Die wichtigste Reform wäre daher eine echte Stärkung des Parlaments durch Initiativrecht mit echten Kontrollmöglichkeiten gegenüber der EU-Kommission und vor allen Dingen durch eine vollumfängliche Haushaltskontrolle. Solange das nicht gewährleistet ist, ist das Thema Eigenmittel zumindest sehr schwierig.
Nichtsdestotrotz ist unbestreitbar, dass die EU gerade vor großen Herausforderungen steht, deren Bewältigung nicht ohne entsprechende Finanzmittel zu haben ist. Ohne öffentliche Investitionen der EU wird sich die Währungsunion nicht stabilisieren lassen. Ohne finanzielle Unterstützung werden strukturschwache Regionen nur weiter abgehängt. Ohne Investitionen in erneuerbare Energien lässt sich kein Beitrag für den Klimaschutz leisten, und ohne ein EU-Budget ist auch kein gemeinsamer Grenzschutz möglich, verehrte Kolleginnen und Kollegen der sogenannten AfD. Angesichts dieser und anderer Herausforderungen und der Lücke, die der Brexit im Haushalt hinterlässt, ist es vollkommen unvernünftig, sich einfach pauschal gegen zusätzliche EU-Mittel auszusprechen, weil man gegen Europa ist und meint, dass Deutschland allein alles viel besser kann.

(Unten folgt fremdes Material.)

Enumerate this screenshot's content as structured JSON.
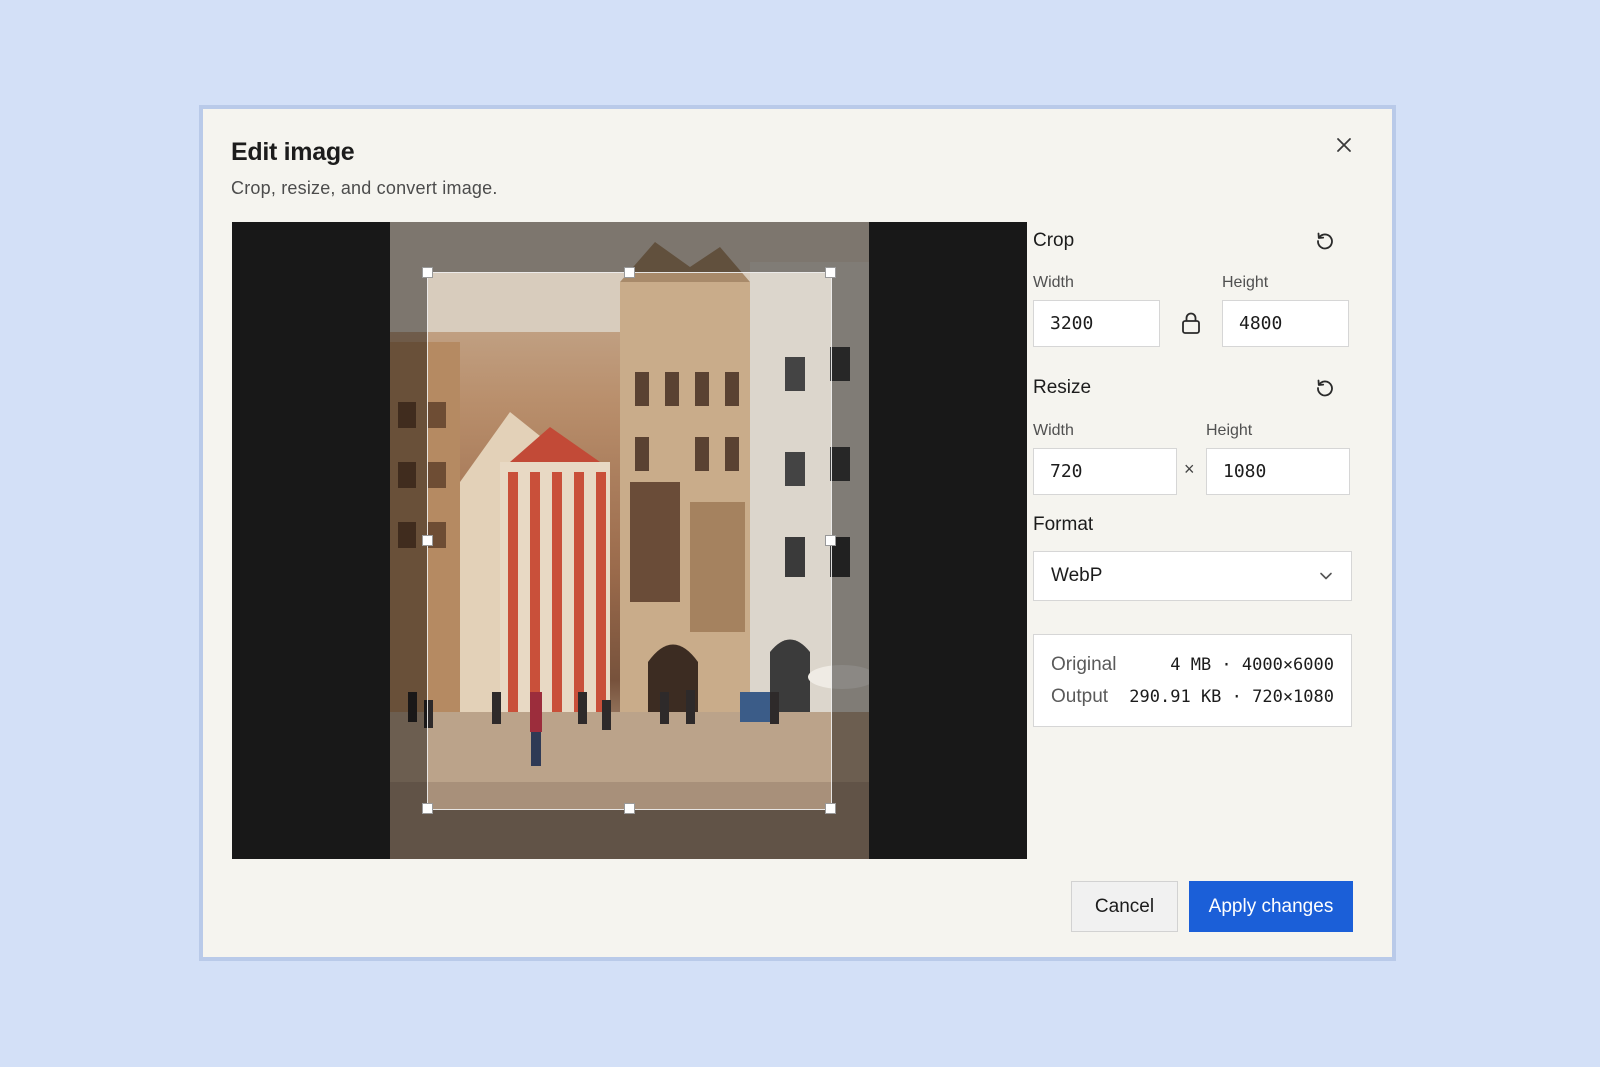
{
  "dialog": {
    "title": "Edit image",
    "subtitle": "Crop, resize, and convert image."
  },
  "crop": {
    "label": "Crop",
    "width_label": "Width",
    "height_label": "Height",
    "width": "3200",
    "height": "4800"
  },
  "resize": {
    "label": "Resize",
    "width_label": "Width",
    "height_label": "Height",
    "width": "720",
    "height": "1080",
    "separator": "×"
  },
  "format": {
    "label": "Format",
    "selected": "WebP"
  },
  "info": {
    "original_label": "Original",
    "original_value": "4 MB · 4000×6000",
    "output_label": "Output",
    "output_value": "290.91 KB · 720×1080"
  },
  "actions": {
    "cancel": "Cancel",
    "apply": "Apply changes"
  },
  "colors": {
    "page_background": "#d3e0f7",
    "dialog_background": "#f5f4ef",
    "primary": "#1b5fd8"
  },
  "icons": [
    "close-icon",
    "reset-icon",
    "lock-icon",
    "chevron-down-icon"
  ]
}
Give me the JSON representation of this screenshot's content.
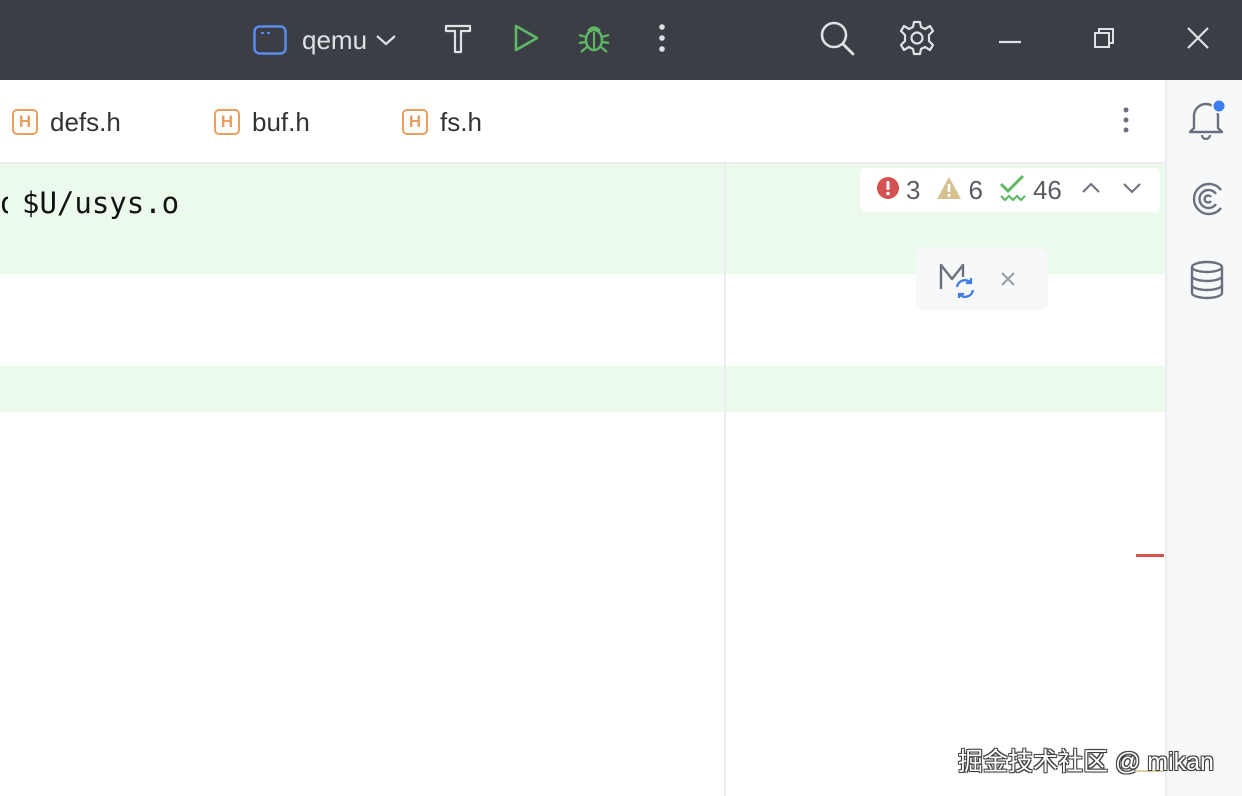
{
  "titlebar": {
    "run_config": "qemu",
    "icons": [
      "terminal-window-icon",
      "chevron-down-icon",
      "hammer-icon",
      "run-icon",
      "debug-bug-icon",
      "more-vertical-icon",
      "search-icon",
      "gear-icon",
      "minimize-icon",
      "restore-icon",
      "close-icon"
    ]
  },
  "tabs": [
    {
      "label": "defs.h",
      "icon_letter": "H"
    },
    {
      "label": "buf.h",
      "icon_letter": "H"
    },
    {
      "label": "fs.h",
      "icon_letter": "H"
    }
  ],
  "editor": {
    "visible_line": "$U/usys.o",
    "current_line_color": "#ebfaeb"
  },
  "inspections": {
    "errors": "3",
    "warnings": "6",
    "ok": "46"
  },
  "right_strip": {
    "icons": [
      "notifications-bell-icon",
      "ai-assistant-icon",
      "database-icon"
    ],
    "has_unread_notification": true
  },
  "watermark": "掘金技术社区 @ mikan",
  "colors": {
    "titlebar_bg": "#3b3e45",
    "run_green": "#5fb865",
    "error_red": "#d65252",
    "warning_tan": "#d4c18f",
    "accent_blue": "#3d7df0",
    "header_file_orange": "#e8a060"
  }
}
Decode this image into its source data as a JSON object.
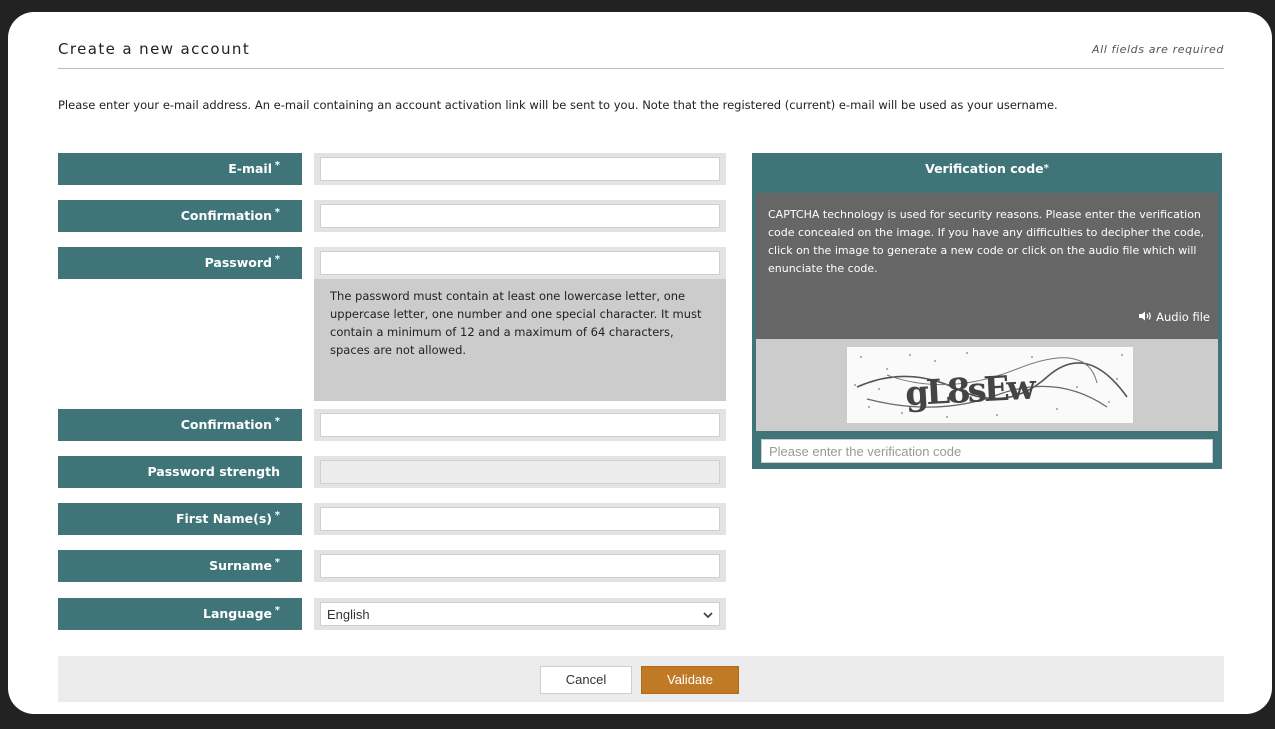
{
  "header": {
    "title": "Create a new account",
    "required_note": "All fields are required"
  },
  "intro": "Please enter your e-mail address. An e-mail containing an account activation link will be sent to you. Note that the registered (current) e-mail will be used as your username.",
  "form": {
    "required_mark": "*",
    "email_label": "E-mail",
    "email_confirmation_label": "Confirmation",
    "password_label": "Password",
    "password_help": "The password must contain at least one lowercase letter, one uppercase letter, one number and one special character. It must contain a minimum of 12 and a maximum of 64 characters, spaces are not allowed.",
    "password_confirmation_label": "Confirmation",
    "password_strength_label": "Password strength",
    "first_name_label": "First Name(s)",
    "surname_label": "Surname",
    "language_label": "Language",
    "language_value": "English"
  },
  "captcha": {
    "title": "Verification code",
    "info": "CAPTCHA technology is used for security reasons. Please enter the verification code concealed on the image. If you have any difficulties to decipher the code, click on the image to generate a new code or click on the audio file which will enunciate the code.",
    "audio_label": "Audio file",
    "image_code": "gL8sEw",
    "input_placeholder": "Please enter the verification code"
  },
  "footer": {
    "cancel_label": "Cancel",
    "validate_label": "Validate"
  },
  "colors": {
    "label_bg": "#3f7579",
    "validate_bg": "#c07a26",
    "captcha_info_bg": "#666666"
  }
}
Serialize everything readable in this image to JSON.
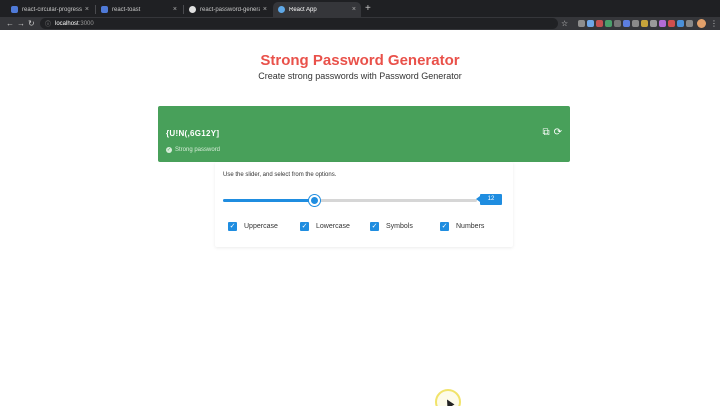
{
  "browser": {
    "tabs": [
      {
        "label": "react-circular-progress",
        "favicon_color": "#4f7ad8",
        "active": false
      },
      {
        "label": "react-toast",
        "favicon_color": "#4f7ad8",
        "active": false
      },
      {
        "label": "react-password-generator/Cr...",
        "favicon_color": "#e0e0e0",
        "active": false
      },
      {
        "label": "React App",
        "favicon_color": "#5fa9e8",
        "active": true
      }
    ],
    "new_tab": "+",
    "close_glyph": "×",
    "back_glyph": "←",
    "forward_glyph": "→",
    "reload_glyph": "↻",
    "info_glyph": "ⓘ",
    "url_host": "localhost",
    "url_port": ":3000",
    "star_glyph": "☆",
    "menu_glyph": "⋮",
    "extension_colors": [
      "#8d8d8d",
      "#6fa6e8",
      "#c45151",
      "#4b9f6b",
      "#777777",
      "#5c7ee0",
      "#8a8a8a",
      "#c7a43b",
      "#9a9a9a",
      "#b36bd6",
      "#d04f4f",
      "#4a90d9",
      "#888888"
    ]
  },
  "page": {
    "title": "Strong Password Generator",
    "subtitle": "Create strong passwords with Password Generator"
  },
  "password_card": {
    "password": "{U!N(,6G12Y]",
    "copy_glyph": "⧉",
    "refresh_glyph": "⟳",
    "check_glyph": "✓",
    "strength_label": "Strong password",
    "color": "#48a05a"
  },
  "options": {
    "hint": "Use the slider, and select from the options.",
    "length": 12,
    "length_min": 1,
    "length_max": 60,
    "accent_color": "#1f8de0",
    "checkmark": "✓",
    "checkboxes": [
      {
        "label": "Uppercase",
        "checked": true
      },
      {
        "label": "Lowercase",
        "checked": true
      },
      {
        "label": "Symbols",
        "checked": true
      },
      {
        "label": "Numbers",
        "checked": true
      }
    ]
  }
}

Ihr Nettozahlerdiskurs ist doch vollkommener Humbug. Bei den Agrarmitteln können Sie noch ausrechnen, wer etwas einzahlt und wer etwas herausbekommt. Aber bei den gemeinsamen Ausgaben wie zum Beispiel beim Grenzschutz, bei Forschungsinvestitionen oder in der Entwicklungshilfe lässt sich das überhaupt nicht mehr abgrenzen. Außerdem wird da nie berücksichtigt, dass kaum eine andere Volkswirtschaft wie die deutsche so sehr vom EU-Binnenmarkt profitiert. Im Übrigen sind die vorgeschlagenen EU-Steuern nicht nur sinnvoll, weil die EU-Politik finanziert werden muss, immer unter der Voraussetzung, dass die Mittelverwendung anständig demokratisch kontrolliert wird. Sie sind auch von der Art her sinnvoll. Während wir in Deutschland jede Menge Steuern erheben, bei denen man sich fragen muss, ob die noch sein müssen – zum Beispiel gibt es nach wie vor eine Salzsteuer und eine Tanzsteuer –, zeichnen sich die Vorschläge zu EU-Steuern durch eine sinnvolle Lenkungswirkung aus. Im Zentrum der Debatte steht gerade die Plastiksteuer. EU-Kritik hin oder her, Gott sei Dank tut sich jetzt endlich etwas auf diesem Gebiet. Die Recyclingquote liegt gerade einmal bei 9 Prozent. Eine UN-Untersuchung hat gezeigt, dass wir nach dem aktuellen Trend 2050 mehr Plastik als Fische in den Meeren haben. Glauben Sie, dass wir das mit nationalen Alleingängen in den Griff bekommen? Wohl kaum!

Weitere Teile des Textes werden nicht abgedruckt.